After the Lunar New Year holidays, the cargo volume heading to the United States has increased significantly compared to the previous year. The volume of goods has grown even more than during the COVID-19 pandemic, when demand surged. Industry analysts suggest that the influx of goods is influenced by the impending implementation of the universal tariff by the Trump administration, which launched on the 20th (local time).

According to Denmark's shipping analysis company Sea-Intelligence, from the 29th of this month to the 26th of next month, the cargo volume from Asia (Far East) to the North America West Coast (NAWC) will total 1,336,203 TEU (one TEU is a 20ft container), which is an increase of 33.3% compared to the same period last year. This is also 2.1% more than the same period in 2021 when the cargo volume increased due to COVID-19, and 34.1% more than the average from 2016 to 2019 (996,107 TEU).

The HMM container ship is departing. /Courtesy of HMM

During this period, the berth ratio (the percentage of container ships that are docked or not operating out of the total number of container ships) is 9%, the lowest level in 10 years since 2015. The berth ratio was 22.8% in the four weeks immediately following last year's Lunar New Year holidays, and it was 10.7% for the same period in 2021. The average berth ratio for the four weeks following the Lunar New Year holidays from 2016 to 2019 was 18.3%.

The shipping industry analyzed that the demand to bring goods to the United States before the tariff barriers of the Trump administration come into effect has influenced the increase in cargo volume. According to the National Logistics Information Center, the U.S. maritime cargo handling performance in January 2017, when the first Trump administration was inaugurated, was 8.73 million tons (t), a 19.1% increase compared to the same period of the previous year. Following this, the first six months from January to June 2017 saw a total of 57.5 million tons, a 16.7% increase compared to the same period last year.

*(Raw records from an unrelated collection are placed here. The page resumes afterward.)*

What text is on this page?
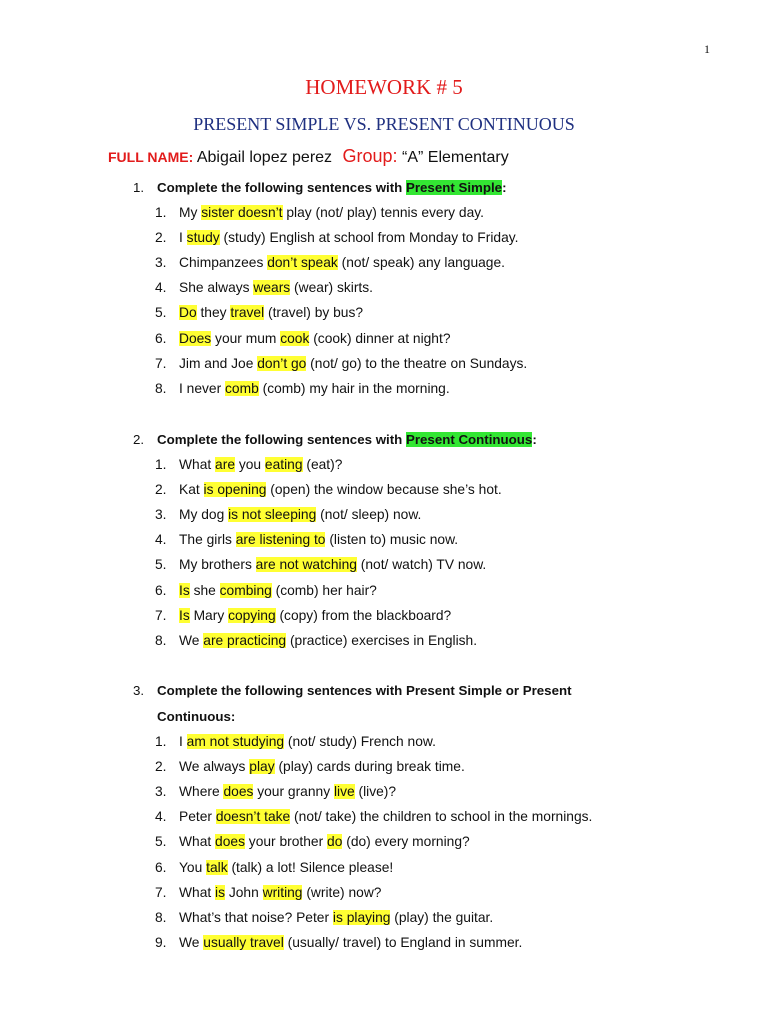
1
HOMEWORK # 5
PRESENT SIMPLE VS. PRESENT CONTINUOUS
FULL NAME: Abigail lopez perez Group: “A” Elementary
1. Complete the following sentences with Present Simple:
1. My sister doesn’t play (not/ play) tennis every day.
2. I study (study) English at school from Monday to Friday.
3. Chimpanzees don’t speak (not/ speak) any language.
4. She always wears (wear) skirts.
5. Do they travel (travel) by bus?
6. Does your mum cook (cook) dinner at night?
7. Jim and Joe don’t go (not/ go) to the theatre on Sundays.
8. I never comb (comb) my hair in the morning.
2. Complete the following sentences with Present Continuous:
1. What are you eating (eat)?
2. Kat is opening (open) the window because she’s hot.
3. My dog is not sleeping (not/ sleep) now.
4. The girls are listening to (listen to) music now.
5. My brothers are not watching (not/ watch) TV now.
6. Is she combing (comb) her hair?
7. Is Mary copying (copy) from the blackboard?
8. We are practicing (practice) exercises in English.
3. Complete the following sentences with Present Simple or Present
Continuous:
1. I am not studying (not/ study) French now.
2. We always play (play) cards during break time.
3. Where does your granny live (live)?
4. Peter doesn’t take (not/ take) the children to school in the mornings.
5. What does your brother do (do) every morning?
6. You talk (talk) a lot! Silence please!
7. What is John writing (write) now?
8. What’s that noise? Peter is playing (play) the guitar.
9. We usually travel (usually/ travel) to England in summer.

President Trump has indicated since before taking office that he would impose large tariffs. China is reportedly discussing plans to impose a 10% tariff starting next month. Tariffs are applied when goods pass through customs, so bringing items to the United States in advance allows for the avoidance of tariffs. A shipping industry insider noted, "The higher freight rates on routes to the United States compared to European routes during the usual off-season should be viewed as a result of the increased cargo volume to avoid tariffs."

The SCFI (Shanghai Containerized Freight Index), which reflects the spot rates of 15 container shipping routes for exports from Shanghai, recorded 2,130.81 on the 17th. The freight rate for European routes is $2,279 per TEU, which is a decrease of 121.6% compared to the peak of $5,051 in July of last year, while the freight rates for routes to the U.S. West Coast and U.S. East Coast are $4,232 and $5,960 per FEU (one FEU = one 40ft container), down 47.8% and 39.7%, respectively, during the same period.

Some analysts suggest that changes in shipping alliances have led to the reassignment of fleets, increasing the cargo volume heading to the United States. Sea-Intelligence stated, "This year shows a very rapid increase in cargo volume that cannot be explained by current demand factors compared to previous years." Typically, shipping companies organize their fleets based on cargo trends, but with the implementation of the new shipping alliance system, the cargo volume has increased regardless of cargo trends. Shipping companies will need to conduct fleet restructuring according to the new shipping alliance starting in February.